L'Assemblée nationale vote le «forfait patient urgences» malgré des critiques à gauche

- Avec AFP

L'Assemblée nationale vote le «forfait patient urgences» malgré des critiques à gauche© Loïc Venance Source: AFP
L'entrée des urgences du CHU de Nantes, le 16 mars 2017 (image d'illustration)

Les députés se sont exprimés en faveur du nouveau forfait de 18 euros pour les patients allant aux urgences sans être ensuite hospitalisés. Une mesure qui suscite de fortes réserves à gauche.

Dans la nuit du 22 au 23 octobre, l'Assemblée nationale a voté le nouveau «forfait patient urgences» dans le cadre du projet de budget de la Sécurité sociale.
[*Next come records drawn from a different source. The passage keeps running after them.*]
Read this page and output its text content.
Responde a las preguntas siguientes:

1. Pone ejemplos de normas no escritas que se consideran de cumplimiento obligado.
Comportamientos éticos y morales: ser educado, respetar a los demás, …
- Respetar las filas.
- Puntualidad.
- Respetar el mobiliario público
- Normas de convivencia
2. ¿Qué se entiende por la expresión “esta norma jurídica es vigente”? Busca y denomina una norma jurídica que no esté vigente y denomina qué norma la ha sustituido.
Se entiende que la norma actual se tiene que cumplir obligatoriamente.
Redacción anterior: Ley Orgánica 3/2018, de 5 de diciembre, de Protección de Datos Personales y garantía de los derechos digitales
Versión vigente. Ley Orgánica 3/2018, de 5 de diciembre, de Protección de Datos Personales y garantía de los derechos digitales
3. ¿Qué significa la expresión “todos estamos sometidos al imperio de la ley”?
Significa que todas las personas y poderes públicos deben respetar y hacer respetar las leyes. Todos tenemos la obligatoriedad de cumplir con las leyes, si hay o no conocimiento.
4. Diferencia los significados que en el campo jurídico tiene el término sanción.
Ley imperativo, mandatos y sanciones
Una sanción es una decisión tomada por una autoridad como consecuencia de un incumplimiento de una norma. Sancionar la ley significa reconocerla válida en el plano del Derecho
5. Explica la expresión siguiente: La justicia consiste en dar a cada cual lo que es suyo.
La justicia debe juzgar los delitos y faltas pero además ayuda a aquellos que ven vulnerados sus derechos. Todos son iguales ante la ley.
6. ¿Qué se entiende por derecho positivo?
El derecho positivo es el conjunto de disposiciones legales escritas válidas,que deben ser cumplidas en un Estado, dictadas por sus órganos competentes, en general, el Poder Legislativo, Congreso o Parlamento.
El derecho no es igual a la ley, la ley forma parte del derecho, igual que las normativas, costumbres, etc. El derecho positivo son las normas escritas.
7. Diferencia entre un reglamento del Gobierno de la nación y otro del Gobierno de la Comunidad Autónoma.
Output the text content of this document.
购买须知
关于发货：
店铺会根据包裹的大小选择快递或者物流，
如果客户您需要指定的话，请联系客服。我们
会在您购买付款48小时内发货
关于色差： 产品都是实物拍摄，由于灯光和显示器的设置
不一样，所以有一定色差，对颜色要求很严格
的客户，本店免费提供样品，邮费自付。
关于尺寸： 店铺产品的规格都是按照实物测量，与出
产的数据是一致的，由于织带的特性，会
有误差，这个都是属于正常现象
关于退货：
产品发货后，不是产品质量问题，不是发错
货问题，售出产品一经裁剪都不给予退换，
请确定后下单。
Ce forfait, dont la mise en œuvre a été décalée du 1er janvier au 1er septembre 2021, remplacera l'actuel «ticket modérateur» qui laisse à la charge du patient 20% du coût de ses soins. 

Ce reste à charge est actuellement de 19 euros en moyenne à l'hôpital public mais il peut être beaucoup plus élevé pour certains patients. Un point qu'a souligné le rapporteur général Thomas Mesnier (LREM) qui a évoqué un «enjeu de simplification». Le député a ajouté que le forfait serait pris en charge par les mutuelles ainsi que par la complémentaire santé solidaire et, pour les sans-papiers, par l'aide médicale d'Etat, en réponse au député François Ruffin (LFI) qui avait fait part de son «inquiétude que [ce forfait] contribue à être un obstacle aux soins» pour certaines personnes disposant de faibles moyens.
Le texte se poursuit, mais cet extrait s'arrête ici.